Al secondo posto si colloca il Lavoro, giudicato prioritario nella scala dei valori dal 58% del Campione, mentre un altro terzo circa lo ritiene abbastanza importante. L’Amicizia è un altro valore che risulta essenziale per il 44,2% degli intervistati e abbastanza importante per altrettanti circa. La rilevanza concessa al Tempo libero ricalca, più o meno, le percentuali raggiunte dall’Amicizia: per il 41% è un valore primario e per un altro 43,4% un momento abbastanza importante della propria vita.
All’ultimo posto la Politica, che appare come il valore meno interessante nel Mondo, che rappresenta solo per il 14,5% un’importanza fondamentale, mentre per ben il 54,6% una sorta di perdita del proprio tempo.
La variabilità di tali dati è molto elevata tra Paese e Paese. Il Lavoro, al contrario di quello che forse in molti pensano, si colloca come importantissimo non nei Paesi occidentali, ma negli altri, probabilmente perché là scarseggia e non è un diritto acquisito; anche la Politica, pur mantenendosi in un range tra il 20% e il 39% (Filippine) di chi afferma di ritenerla un valore essenziale, viene molto più apprezzata nei Paesi in cui scarseggia la libertà e, quindi, non in Occidente; il tempo libero, invece, assume un ruolo molto importante in particolare per i Paesi dell’America Latina, dove si esprime in tal modo una percentuale prossima o superiore al 50%; infine, l’Amicizia non riscuote un consenso così determinante specialmente nei Paesi asiatici (Tabella 36 e Grafico 56).
Infine, si riportano altri 2 risultati della Ricerca, perché forniscono quelli che sono i Valori ritenuti fondamentali dai genitori da trasmettere ai propri figli e alcuni atteggiamenti verso il prossimo, entrambi indicativi dei comportamenti delle Società e dell’Uomo.
Riguardo agli insegnamenti ai figli, 3 sono le qualità che si cerca di incoraggiare: il Senso di responsabilità (64,2%), la Tolleranza verso gli altri (62,6%) e l’importanza del Lavoro (52,5%), mentre non si dà grande peso al Risparmio del denaro e al non Spreco (29,8%), al non essere Egoisti (27,6%) ed anche alla Fede (34,4%), all’Obbedienza (31,1%) e all’Immaginazione (20%) sono caratteristiche non ritenute fondamentali e degne di incentivazione da parte dei genitori (Tabella 37).
Pur predicando e volendo favorire la Tolleranza, quando si domanda agli Intervistati se sarebbero disposti a sopportare un vicino con determinate caratteristiche, il Campione mostra accettazione per chi è di Razza, Lingua o Religione diversa (rispettivamente, solo il 15,8% , il 15,1% e il 16,7% non ne avrebbe piacere), per gli Immigrati (21,3% intollerante), per le Coppie conviventi non sposate (23,3% non disponibili), ma si rivela molto più riluttante verso i Drogati (82,8% non li accetterebbe volentieri), i grandi Bevitori (68%), gli Omosessuali (42,8%) – Tabella 38.
Infine, si pone l’attenzione sull’Indice di Corruzione stilato nel 2022 dal Transparency International (Movimento mondiale che ha lo scopo di liberare dalla Corruzione governi, affari, società civile), che vede in cima alla classifica, nei primi 10 posti delle Nazioni meno corrotte, 8 Paesi europei, tutti del Nord, con la Danimarca in prima posizione (90 punti su 100); agli ultimi posti della graduatoria 5 Paesi africani (la Somalia con 12 punti su un massimo di 100 si colloca all’ultimo posto), 3 asiatici, 1 sudamericano e 1 dell’America Centrale.

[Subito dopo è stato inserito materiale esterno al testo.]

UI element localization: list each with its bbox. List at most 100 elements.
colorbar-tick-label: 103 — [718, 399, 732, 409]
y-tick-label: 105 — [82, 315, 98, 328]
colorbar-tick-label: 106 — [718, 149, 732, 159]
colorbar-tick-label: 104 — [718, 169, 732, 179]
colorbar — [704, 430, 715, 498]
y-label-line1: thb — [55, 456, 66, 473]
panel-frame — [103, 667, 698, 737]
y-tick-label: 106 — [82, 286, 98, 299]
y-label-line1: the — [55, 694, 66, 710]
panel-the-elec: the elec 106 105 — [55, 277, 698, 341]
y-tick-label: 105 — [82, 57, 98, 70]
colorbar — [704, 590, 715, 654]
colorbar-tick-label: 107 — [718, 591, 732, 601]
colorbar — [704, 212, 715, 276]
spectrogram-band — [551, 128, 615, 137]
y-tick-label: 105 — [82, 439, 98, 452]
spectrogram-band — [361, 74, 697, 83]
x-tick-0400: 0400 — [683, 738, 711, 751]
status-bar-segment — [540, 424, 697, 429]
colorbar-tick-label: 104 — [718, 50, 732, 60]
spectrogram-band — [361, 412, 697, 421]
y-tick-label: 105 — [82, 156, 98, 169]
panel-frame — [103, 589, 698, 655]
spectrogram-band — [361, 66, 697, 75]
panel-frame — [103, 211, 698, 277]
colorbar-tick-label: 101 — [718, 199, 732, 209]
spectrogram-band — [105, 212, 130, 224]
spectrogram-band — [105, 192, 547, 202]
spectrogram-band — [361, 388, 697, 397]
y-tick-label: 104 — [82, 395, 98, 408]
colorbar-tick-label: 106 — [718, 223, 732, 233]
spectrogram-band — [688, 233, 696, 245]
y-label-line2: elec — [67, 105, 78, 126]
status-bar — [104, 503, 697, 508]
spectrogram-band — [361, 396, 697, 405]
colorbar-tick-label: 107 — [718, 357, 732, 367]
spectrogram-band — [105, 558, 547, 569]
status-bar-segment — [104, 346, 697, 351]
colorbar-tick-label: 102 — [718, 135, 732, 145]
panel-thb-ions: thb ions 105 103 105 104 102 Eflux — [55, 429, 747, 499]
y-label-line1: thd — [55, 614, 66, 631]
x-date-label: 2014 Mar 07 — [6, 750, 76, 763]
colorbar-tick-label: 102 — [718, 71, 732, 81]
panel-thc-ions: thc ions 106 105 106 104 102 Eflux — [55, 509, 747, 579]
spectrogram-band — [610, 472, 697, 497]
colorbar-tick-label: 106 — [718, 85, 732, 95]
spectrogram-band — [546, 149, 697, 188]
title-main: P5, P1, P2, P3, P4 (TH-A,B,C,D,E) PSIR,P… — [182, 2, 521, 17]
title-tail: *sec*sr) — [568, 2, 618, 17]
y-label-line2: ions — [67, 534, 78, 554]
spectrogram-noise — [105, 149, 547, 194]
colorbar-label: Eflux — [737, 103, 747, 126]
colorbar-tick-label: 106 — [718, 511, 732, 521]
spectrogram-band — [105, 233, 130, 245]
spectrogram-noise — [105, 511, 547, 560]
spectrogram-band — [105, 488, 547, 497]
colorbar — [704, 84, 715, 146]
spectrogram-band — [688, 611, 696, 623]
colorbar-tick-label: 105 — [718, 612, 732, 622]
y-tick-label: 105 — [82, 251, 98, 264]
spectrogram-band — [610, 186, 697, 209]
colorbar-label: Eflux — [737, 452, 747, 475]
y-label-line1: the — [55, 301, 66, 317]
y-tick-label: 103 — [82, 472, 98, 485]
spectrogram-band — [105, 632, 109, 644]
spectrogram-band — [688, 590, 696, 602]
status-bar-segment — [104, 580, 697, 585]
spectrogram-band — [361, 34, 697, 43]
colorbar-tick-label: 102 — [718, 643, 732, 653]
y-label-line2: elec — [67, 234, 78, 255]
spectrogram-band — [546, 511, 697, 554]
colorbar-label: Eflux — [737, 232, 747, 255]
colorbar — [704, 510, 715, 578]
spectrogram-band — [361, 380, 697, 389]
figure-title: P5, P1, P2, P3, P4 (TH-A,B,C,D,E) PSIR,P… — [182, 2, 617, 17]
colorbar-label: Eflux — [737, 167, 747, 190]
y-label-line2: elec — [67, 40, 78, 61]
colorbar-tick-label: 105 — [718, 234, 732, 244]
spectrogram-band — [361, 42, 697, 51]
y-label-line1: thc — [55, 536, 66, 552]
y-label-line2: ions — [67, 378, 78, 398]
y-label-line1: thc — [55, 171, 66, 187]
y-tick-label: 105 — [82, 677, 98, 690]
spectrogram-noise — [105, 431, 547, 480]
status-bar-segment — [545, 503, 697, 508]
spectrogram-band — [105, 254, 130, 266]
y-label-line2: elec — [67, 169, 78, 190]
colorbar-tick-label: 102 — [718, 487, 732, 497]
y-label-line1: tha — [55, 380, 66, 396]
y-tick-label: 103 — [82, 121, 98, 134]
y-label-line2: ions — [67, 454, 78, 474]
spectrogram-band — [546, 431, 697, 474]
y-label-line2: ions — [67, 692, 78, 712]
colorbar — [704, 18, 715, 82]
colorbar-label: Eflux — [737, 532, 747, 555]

Considerando il valore 50, in una scala da 0 a100, come quello al limite tra corruzione accettabile e corruzione non accettabile, solo 58 su 180 sono i Paesi che si collocano in questa fascia (Grafico 57).
Conclusioni
Papa Francesco si augura che si possa realizzare una Economia diversa da quella esistente, che faccia vivere e non uccida, che includa e non escluda, che umanizzi e non disumanizzi, che si prenda cura del Creato e non lo depredi e che sia, dunque, frutto di una cultura della comunione, basata sulla fraternità e sull’equità.
Il 24 settembre 2022, Papa Francesco ha stretto un Patto con i giovani economisti, imprenditori e changemaker, per cercare di introdurre una nuova Economia amica della Terra e della Pace, articolata in 12 Punti, che abbiamo esaminato approfonditamente e documentato con dati e strumenti statistici.
Da una parte una Natura che rischia di perdere biodiversità e risorse, dall’altra lo sfruttamento di uomini, donne e bambini cui non viene offerto un salario adeguato, un lavoro dignitoso e le giuste assicurazioni previdenziali portano a riflessioni che sembrano convergere tutte verso un unico punto: i modelli economici e di sviluppo sin qui adottati non rispondono alle vere esigenze della vita degli uomini, tanto più che quella felicità a cui tutti aspiriamo e che compare nel dodicesimo punto del Patto di Francesco, non scaturisce, come dimostrano le tante Ricerche qui riportate e come i più grandi Filosofi hanno sempre affermato, dalla ricchezza e/o dalla fama, ma da un giusto compenso, dal benessere non del singolo o di una ristretta fascia di individui, da solidi rapporti e relazioni interpersonali familiari e di amicizia e da un godimento dei beni materiali allargato al maggior numero possibile di strati della Popolazione, come aveva già presagito e intuito Gaetano Filangieri, quando trattava della Felicità con B. Franklin.
Tale analisi suggerisce che gli attuali modelli economici sono obsoleti e non rispondono né alle esigenze della Terra, né a quelle dell’Uomo e provocano solo squilibri, forieri di malcontento e lotte sociali.
Non è compito di questo studio trovare la soluzione, ma lo scopo è stato quello di fornire una gran mole di dati, che potrà essere ulteriormente integrata a supporto di una riflessione da parte degli economisti, cui è affidato l’onere di trovare un nuovo modello economico, che mitighi tutte le incongruenze e la rincorsa alla ricchezza, concentrata solo nelle mani di pochi.
La “Economy of Francesco” è quindi una chiamata alle nuove generazioni volta a intraprendere una Economia amica della Terra e della Pace basata su una crescita della nostra vita spirituale che ci permetta di affrontare con maggiore consapevolezza le difficoltà insite in un percorso di trasformazione; e volta al difficile impegno di creare una nuova Economia che sia in grado di generare cambiamenti strutturali e sociali seguendo precise parole chiave: spogliazione del superfluo, coltivazione della vita interiore e inclusione dei poveri.
Questa non facile trasformazione dell’Economia del nostro Pianeta porterebbe indubbiamente a un primato dello Spirito sulla Materia e il ritrovamento dell’Essere umano nella sua vera identità.